Omicron does not Create High Rates of Severe Illness and Death, Gov. Hochul reported

Omicron does not Create High Rates of Severe Illness and Death, Gov. Hochul reported

By Yehudit Garmaise

Although New Yorkers are testing positive for COVID at shockingly high rates, the severity of their illness is “much less than we have seen before,” Gov. Kathy Hochul said today in Rochester.

“Omicron has been with us for a solid month now: it was Dec. 2, 2021, when former Mayor Bill de Blasio and I announced our first cases in the city of New York,” the governor remembered. “Here we are a month later; and we have enough data to say, with certainty, that the cases are not presenting themselves as severely as they could have, or we had feared: so that is the silver lining.”

Gov. Hochul said that while the scale of people who are testing positive for COVID is alarmingly high, she is “grateful for what we are not seeing,” and that is large amounts of severe illness and death due to COVID: partly because 95% of New Yorkers 18 and older have had at least one vaccine dose, and partly because the strain has been found to create more less severe symptoms.

Thankfully, for instance, few New Yorkers who are hospitalized are in intensive care units, Gov. Hochul said, and the number of hospitals that just weeks ago were not offering elective procedures, so as to free up beds for potentially large amounts of COVID patients, has dropped from 32 to 21.
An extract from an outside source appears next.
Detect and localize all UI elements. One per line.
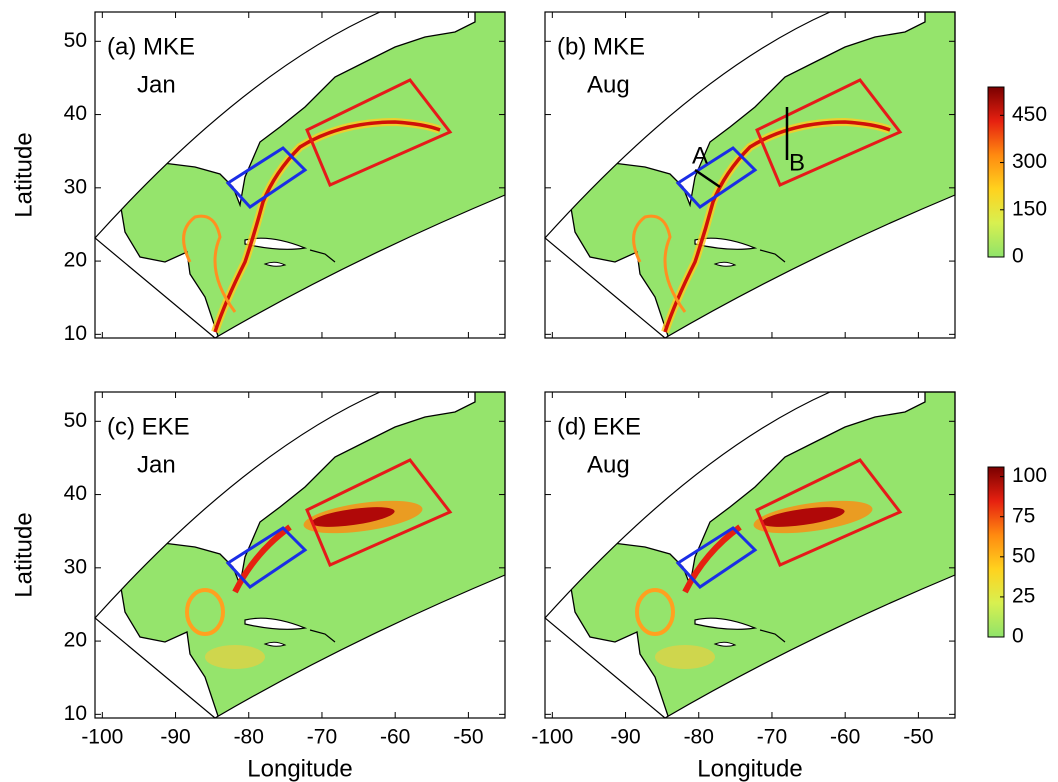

“We have taken 11 hospitals off the list of those who cannot perform elective procedures, and we’ll see whether that trend holds,” said the governor, who added that statewide, only 21 hospitals that are not offering elective procedures “is not that bad.”

Realistically, however, Gov. Hochul pointed out, “this could change very quickly.”

What is curious about the high hospitalization rate is that although many patients are testing positive for COVID because of its high rate of transmission, health officials are not yet sure what percentage of patients are actually receiving treatment primarily for COVID and not for other conditions.

Many COVID-positive patients in the hospital are asymptomatic for COVID, Gov. Hochul said, although their conditions may have been worsened by infection with the virus.

“We don’t yet have clear data,” said the governor, “and I always want to be honest with new Yorkers about how bad this is.

“Yes, the sheer numbers of people infected with COVID are high, but I want to see whether the hospitalizations correlate with that, and I am anticipating that at least a certain percentage overall are not related to being treated for COVID.”